Victor laughed scornfully. “Captain Hoebeck intentionally keeps his crew from reaching him? The International Fleet makes no sense to me.”
“Again, it’s all about chain of command,” said Rivera. “This is how it works. The guard is there to remind us that there’s a command structure that must be respected. Captain Hoebeck is in the highest position. We’re down here in slumville.”
“I thought the military was supposed to homogenize us,” said Victor. “Isn’t that the point of the uniform? To convey that we’re all the same, that we can stand shoulder to shoulder and fight together as equals, regardless of where we came from?”
“I can’t tell if you’re being naive or sarcastic,” said Rivera.
“Naive, apparently,” said Victor.
He sighed and rubbed at his eyes with the palms of his hands. “I don’t understand. The International Fleet spends a fortune to bring me here, at great risk to my own life, and yet the instant I show up, I’m isolated and ignored.”
“You’re isolated and ignored because you’re still in recovery. Your body’s been through hell. It takes time to heal. You’re not ready for an assignment.”
“The Polemarch didn’t ask for me,” said Victor. “That much is clear. Otherwise I would have gone to his ship, or, at the very least, he would have made inquiries since my arrival. He hasn’t. Why am I here?”
“I’ve been thinking about that,” said Rivera. “It’s obvious from his behavior that our Captain Hoebeck didn’t ask for you either. He didn’t want to grab your zipship, and he hasn’t made any effort to check on you either. As far as he’s concerned, you’re an annoying inconvenience. Which means whoever did order you here is above Hoebeck. Someone higher up the chain. He only picked you up because a superior ordered him to do so. Now, there are dozens of ships out here with us on this mission, but only a handful of them have people above Hoebeck who could’ve initiated that order.”
“Who specifically?”
“Four people other than the Polemarch. A rear admiral. Two vice admirals. And Admiral Rheine.”
“I don’t know any of those people,” said Victor. “Why would any of them order me here?”
“I don’t think they did,” said Rivera. “And here’s why. If any of them had initiated the order to bring you here to the fleet from the Kuiper Belt, why did
n’t they order you to their own ship? Why send you to the Vandalorum? Captain Hoebeck doesn’t have a reputation for being especially accommodating. Quite the opposite, in fact. He’s known for being gruff, unapproachable, and sometimes cruel. He especially doesn’t like asteroid miners wearing the blue. That’s why you won’t find any space borns among his senior staff. This is the last place top brass would send you.”

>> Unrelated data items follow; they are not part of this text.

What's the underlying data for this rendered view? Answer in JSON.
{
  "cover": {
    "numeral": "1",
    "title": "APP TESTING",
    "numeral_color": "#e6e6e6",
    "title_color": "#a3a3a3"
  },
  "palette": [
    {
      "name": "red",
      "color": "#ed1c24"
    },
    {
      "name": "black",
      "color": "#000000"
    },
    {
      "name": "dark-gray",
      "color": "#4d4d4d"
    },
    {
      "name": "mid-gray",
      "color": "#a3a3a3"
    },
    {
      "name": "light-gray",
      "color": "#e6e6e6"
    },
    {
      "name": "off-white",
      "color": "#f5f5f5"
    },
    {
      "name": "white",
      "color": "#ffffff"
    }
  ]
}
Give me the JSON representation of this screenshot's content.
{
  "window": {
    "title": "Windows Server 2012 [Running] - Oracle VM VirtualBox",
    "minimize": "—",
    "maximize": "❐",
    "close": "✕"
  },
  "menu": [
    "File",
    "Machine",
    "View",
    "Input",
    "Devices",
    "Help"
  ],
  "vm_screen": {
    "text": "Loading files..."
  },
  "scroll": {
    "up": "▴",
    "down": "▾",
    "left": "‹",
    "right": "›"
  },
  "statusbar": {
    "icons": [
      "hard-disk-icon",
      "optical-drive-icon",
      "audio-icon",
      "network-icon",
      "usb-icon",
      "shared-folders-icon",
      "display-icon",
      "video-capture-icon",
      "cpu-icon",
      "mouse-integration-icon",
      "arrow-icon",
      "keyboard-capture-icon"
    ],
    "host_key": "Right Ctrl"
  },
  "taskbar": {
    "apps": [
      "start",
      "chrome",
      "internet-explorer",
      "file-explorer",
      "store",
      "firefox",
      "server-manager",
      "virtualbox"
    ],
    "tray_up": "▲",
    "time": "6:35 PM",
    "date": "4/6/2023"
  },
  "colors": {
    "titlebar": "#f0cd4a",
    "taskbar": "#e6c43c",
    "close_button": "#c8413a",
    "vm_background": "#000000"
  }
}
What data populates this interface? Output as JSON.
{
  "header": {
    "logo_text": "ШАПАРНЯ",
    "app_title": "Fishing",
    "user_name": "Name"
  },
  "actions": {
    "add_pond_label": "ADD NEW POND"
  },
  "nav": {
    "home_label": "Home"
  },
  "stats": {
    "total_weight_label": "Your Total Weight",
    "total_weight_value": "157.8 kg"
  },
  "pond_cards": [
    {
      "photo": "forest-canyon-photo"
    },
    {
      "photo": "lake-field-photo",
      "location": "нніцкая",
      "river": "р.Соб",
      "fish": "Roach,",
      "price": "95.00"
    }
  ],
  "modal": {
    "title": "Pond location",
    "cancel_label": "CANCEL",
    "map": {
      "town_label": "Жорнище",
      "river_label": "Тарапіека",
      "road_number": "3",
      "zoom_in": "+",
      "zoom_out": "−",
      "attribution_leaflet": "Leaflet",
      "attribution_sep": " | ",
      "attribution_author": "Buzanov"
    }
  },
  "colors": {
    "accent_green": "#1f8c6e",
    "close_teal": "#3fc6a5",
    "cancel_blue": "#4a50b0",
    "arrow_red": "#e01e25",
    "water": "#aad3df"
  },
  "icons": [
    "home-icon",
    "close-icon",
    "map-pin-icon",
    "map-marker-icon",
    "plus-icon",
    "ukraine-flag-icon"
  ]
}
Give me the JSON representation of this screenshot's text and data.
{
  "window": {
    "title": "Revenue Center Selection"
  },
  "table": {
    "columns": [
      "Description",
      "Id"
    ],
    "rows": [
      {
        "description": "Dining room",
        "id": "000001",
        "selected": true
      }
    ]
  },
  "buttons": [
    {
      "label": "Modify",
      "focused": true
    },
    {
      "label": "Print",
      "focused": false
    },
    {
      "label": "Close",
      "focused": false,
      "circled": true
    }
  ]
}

“You said the Vandalorum gives the best medical care,” said Victor. “Maybe they sent me here because they knew the flight would nearly kill me.”
“Our medical facilities are good,” said Rivera, “but they’re no better than any of the other Fleet ships out here that are our size or bigger, of which there are many. And we’re certainly not the best. The Kennedy and Manchester have far superior medical facilities.”
“You told me my doctor was the best in the Fleet.”
“I say that to all my patients. It keeps their hopes high. And that’s good for their recovery. And I didn’t lie. Doctor Tokonata is an excellent doctor. But other ships have excellent doctors, too.”
“Then I’m stumped,” said Victor. “If Captain Hoebeck didn’t order me here, and if none of the admirals or the Polemarch ordered me here, then who did?”
“This is my theory,” said Rivera. “It has to be someone above all of them. Someone they couldn’t refuse. Maybe someone they don’t like taking orders from, but someone they must obey. So they followed the order to recover you, but in a small show of defiance, they sent you to the least accommodating captain in this fleet. It’s a slight of sorts to the person who gave the order without that person even knowing he was slighted.”
“There’s only one person above the Polemarch,” said Victor. “And that’s the Hegemon of Earth.”
“That’s the only explanation that makes sense to me,” said Rivera. “Ukko Jukes ordered you here. So here you are. And now you’re ignored because Fleet commanders don’t particularly like being micromanaged by the Hegemon. At least that’s what I’ve heard. There’s friction there. The Hegemon is frustrated with CentCom, and vice versa.”